Even when people are telling me i have no insight and I'm distressing and upsetting and need urgent psychiatric care, at least I'm given a chance to get my words out, to somebody who is listening even if they aren't agreeing!

And I realise I misread you as saying are other posters ND when you meant are other members of my family ND. Absolutely. We are not within the boundary of1990s autism, 2000s autism or even 2010s autism, but we are definitely within the boundary of 2020s autism (I am referring to the way the diagnosis has expanded).

OP posts:
almondmilk123 · 28/09/2024 19:44

SophiaCohle · 28/09/2024 19:29

I often think with threads like this that a chasm opens up between people who have first-hand experience of toxic families and people who haven't.

yes exactly. replicating the dynamics of the original situation. xxxx

OP posts:
Blanketyre · 28/09/2024 19:46

Hey! Of course counsellors and psychotherapists can cope with MH issues - that's literally why we do what we do.
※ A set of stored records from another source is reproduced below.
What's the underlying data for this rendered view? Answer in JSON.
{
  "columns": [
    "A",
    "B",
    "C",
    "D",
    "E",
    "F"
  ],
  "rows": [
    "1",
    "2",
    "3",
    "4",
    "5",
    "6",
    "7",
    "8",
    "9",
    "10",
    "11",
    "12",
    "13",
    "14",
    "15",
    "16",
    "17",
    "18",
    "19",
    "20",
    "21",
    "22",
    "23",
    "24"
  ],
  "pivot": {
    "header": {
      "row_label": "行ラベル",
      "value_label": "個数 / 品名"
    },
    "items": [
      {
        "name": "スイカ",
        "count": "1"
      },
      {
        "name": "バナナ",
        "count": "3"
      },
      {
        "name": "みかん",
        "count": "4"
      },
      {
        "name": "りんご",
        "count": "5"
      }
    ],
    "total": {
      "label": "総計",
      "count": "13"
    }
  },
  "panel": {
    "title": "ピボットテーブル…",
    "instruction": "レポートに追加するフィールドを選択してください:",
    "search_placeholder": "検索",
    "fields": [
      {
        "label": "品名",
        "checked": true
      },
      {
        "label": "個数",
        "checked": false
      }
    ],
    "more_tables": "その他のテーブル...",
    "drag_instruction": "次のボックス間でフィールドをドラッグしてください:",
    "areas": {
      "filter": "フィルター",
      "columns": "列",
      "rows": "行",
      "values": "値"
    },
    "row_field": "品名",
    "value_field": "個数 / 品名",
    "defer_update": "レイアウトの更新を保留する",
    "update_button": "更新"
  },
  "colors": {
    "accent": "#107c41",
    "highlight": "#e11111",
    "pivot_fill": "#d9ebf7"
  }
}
The OP has complex issues but a good counsellor will be fine with that, and if they aren't then we are obligated to refer on.

Blanketyre · 28/09/2024 19:46

I think you desperately need to be heard OP.
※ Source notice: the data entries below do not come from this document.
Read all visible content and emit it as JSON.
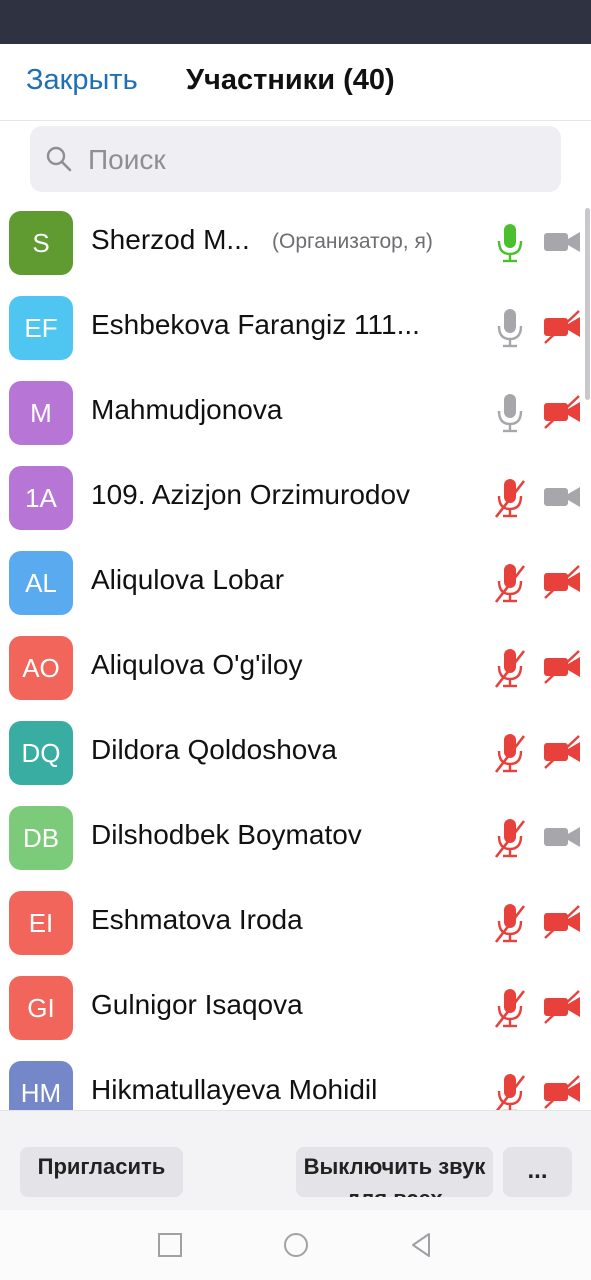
{
  "header": {
    "close_label": "Закрыть",
    "title": "Участники (40)"
  },
  "search": {
    "placeholder": "Поиск"
  },
  "participants": [
    {
      "initials": "S",
      "name": "Sherzod M...",
      "role": "(Организатор, я)",
      "avatar_color": "#5f9b30",
      "mic": "active",
      "video": "on"
    },
    {
      "initials": "EF",
      "name": "Eshbekova Farangiz 111...",
      "role": "",
      "avatar_color": "#4fc6f2",
      "mic": "on",
      "video": "off"
    },
    {
      "initials": "M",
      "name": "Mahmudjonova",
      "role": "",
      "avatar_color": "#b776d6",
      "mic": "on",
      "video": "off"
    },
    {
      "initials": "1A",
      "name": "109. Azizjon Orzimurodov",
      "role": "",
      "avatar_color": "#b776d6",
      "mic": "muted",
      "video": "on"
    },
    {
      "initials": "AL",
      "name": "Aliqulova Lobar",
      "role": "",
      "avatar_color": "#5aaaf0",
      "mic": "muted",
      "video": "off"
    },
    {
      "initials": "AO",
      "name": "Aliqulova O'g'iloy",
      "role": "",
      "avatar_color": "#f2655a",
      "mic": "muted",
      "video": "off"
    },
    {
      "initials": "DQ",
      "name": "Dildora Qoldoshova",
      "role": "",
      "avatar_color": "#3aada2",
      "mic": "muted",
      "video": "off"
    },
    {
      "initials": "DB",
      "name": "Dilshodbek Boymatov",
      "role": "",
      "avatar_color": "#7ccb7a",
      "mic": "muted",
      "video": "on"
    },
    {
      "initials": "EI",
      "name": "Eshmatova Iroda",
      "role": "",
      "avatar_color": "#f2655a",
      "mic": "muted",
      "video": "off"
    },
    {
      "initials": "GI",
      "name": "Gulnigor Isaqova",
      "role": "",
      "avatar_color": "#f2655a",
      "mic": "muted",
      "video": "off"
    },
    {
      "initials": "HM",
      "name": "Hikmatullayeva Mohidil",
      "role": "",
      "avatar_color": "#7487c8",
      "mic": "muted",
      "video": "off"
    }
  ],
  "actions": {
    "invite_label": "Пригласить",
    "mute_all_label": "Выключить звук для всех",
    "more_label": "..."
  },
  "colors": {
    "mic_active": "#4cbf2f",
    "icon_gray": "#a7a7ab",
    "muted_red": "#e8413c",
    "link_blue": "#1f6fb5"
  },
  "icons": {
    "search": "search-icon",
    "mic": "microphone-icon",
    "mic_muted": "microphone-muted-icon",
    "video": "video-camera-icon",
    "video_off": "video-camera-off-icon"
  }
}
almondmilk123 · 28/09/2024 19:53

Blanketyre · 28/09/2024 19:46

I think you desperately need to be heard OP.

yes. By my dad, sister and husband. But mumsnetters are better than nothing.

OP posts:
almondmilk123 · 28/09/2024 19:58

But , blanketyre when I have tried to talk to my sister she's told me I'm completely out of line. So I'm kind of trying to work out where the line is - what's acceptable. This mumsnet thread has helped me a lot, when peole actually engage in my story, which is why I do feel impatient with the people who go all meta and say 'oh don't engage with her narratives, don't encourage her in her delusions of persecution'. That's the opposite of helpful.

OP posts:
almondmilk123 · 28/09/2024 19:59

there are people like that, who are delusional, but I'm not one of them. Extremely distressed - yes. But not delusional. It's a bit boring in that way.

OP posts:
SophiaCohle · 28/09/2024 20:00

almondmilk123 · 28/09/2024 19:53

yes. By my dad, sister and husband. But mumsnetters are better than nothing.
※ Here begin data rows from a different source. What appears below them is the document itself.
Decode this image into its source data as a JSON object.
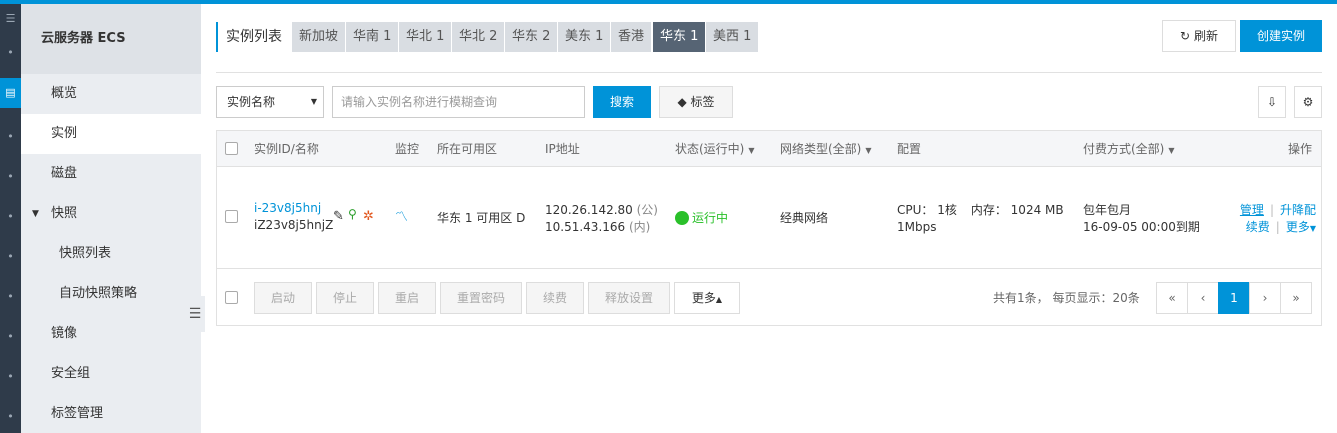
{
  "sidebar": {
    "title": "云服务器 ECS",
    "items": [
      {
        "label": "概览"
      },
      {
        "label": "实例"
      },
      {
        "label": "磁盘"
      },
      {
        "label": "快照"
      },
      {
        "label": "快照列表"
      },
      {
        "label": "自动快照策略"
      },
      {
        "label": "镜像"
      },
      {
        "label": "安全组"
      },
      {
        "label": "标签管理"
      }
    ]
  },
  "header": {
    "title": "实例列表",
    "regions": [
      "新加坡",
      "华南 1",
      "华北 1",
      "华北 2",
      "华东 2",
      "美东 1",
      "香港",
      "华东 1",
      "美西 1"
    ],
    "active_region": "华东 1",
    "refresh_label": "刷新",
    "create_label": "创建实例"
  },
  "search": {
    "field_select": "实例名称",
    "placeholder": "请输入实例名称进行模糊查询",
    "search_label": "搜索",
    "tag_label": "标签"
  },
  "table": {
    "columns": {
      "id_name": "实例ID/名称",
      "monitor": "监控",
      "zone": "所在可用区",
      "ip": "IP地址",
      "status": "状态(运行中)",
      "network": "网络类型(全部)",
      "config": "配置",
      "billing": "付费方式(全部)",
      "actions": "操作"
    },
    "rows": [
      {
        "instance_id": "i-23v8j5hnj",
        "instance_name": "iZ23v8j5hnjZ",
        "zone": "华东 1 可用区 D",
        "ip_public": "120.26.142.80",
        "ip_public_tag": "(公)",
        "ip_private": "10.51.43.166",
        "ip_private_tag": "(内)",
        "status": "运行中",
        "network": "经典网络",
        "cpu": "CPU： 1核",
        "memory": "内存： 1024 MB",
        "bandwidth": "1Mbps",
        "billing_type": "包年包月",
        "expire": "16-09-05 00:00到期",
        "action_manage": "管理",
        "action_upgrade": "升降配",
        "action_renew": "续费",
        "action_more": "更多"
      }
    ]
  },
  "footer": {
    "buttons": [
      "启动",
      "停止",
      "重启",
      "重置密码",
      "续费",
      "释放设置"
    ],
    "more_label": "更多",
    "summary": "共有1条， 每页显示：20条",
    "pager": {
      "first": "«",
      "prev": "‹",
      "current": "1",
      "next": "›",
      "last": "»"
    }
  },
  "colors": {
    "accent": "#0093d8",
    "status_running": "#2ac02a",
    "region_active": "#566474"
  }
}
But I think it would help you immensely if you could find a way to dispense with the need for your family to hear and acknowledge your feelings. Because if how you describe them is accurate, I think you're going to be waiting forever, and meanwhile your life is proceeding at the same pace as everyone else's. I think if you can find a way, guided by your therapist, to learn to say 'knickers to the lot of you', life would eventually become a lot easier.

Uricon2 · 28/09/2024 20:03

There is nothing to stop you wallowing in comments you agree with @almondmilk123 . Your situation will make no difference at all to our lives, because it is your situation. I'm glad I'm not in it, because your DH seems to carry on like he's a badly made firework and you go along with it.However much he appreciates your creativity, that can't compensate for stability for you and your kids.

Stop blaming the wrong people for your plight.

almondmilk123 · 28/09/2024 20:03

SophiaCohle · 28/09/2024 20:00

But I think it would help you immensely if you could find a way to dispense with the need for your family to hear and acknowledge your feelings. Because if how you describe them is accurate, I think you're going to be waiting forever, and meanwhile your life is proceeding at the same pace as everyone else's. I think if you can find a way, guided by your therapist, to learn to say 'knickers to the lot of you', life would eventually become a lot easier.

I like this a lot. I am kind of moving in that direction. I will still have contact but hve to let go of this idea that they're my safe people.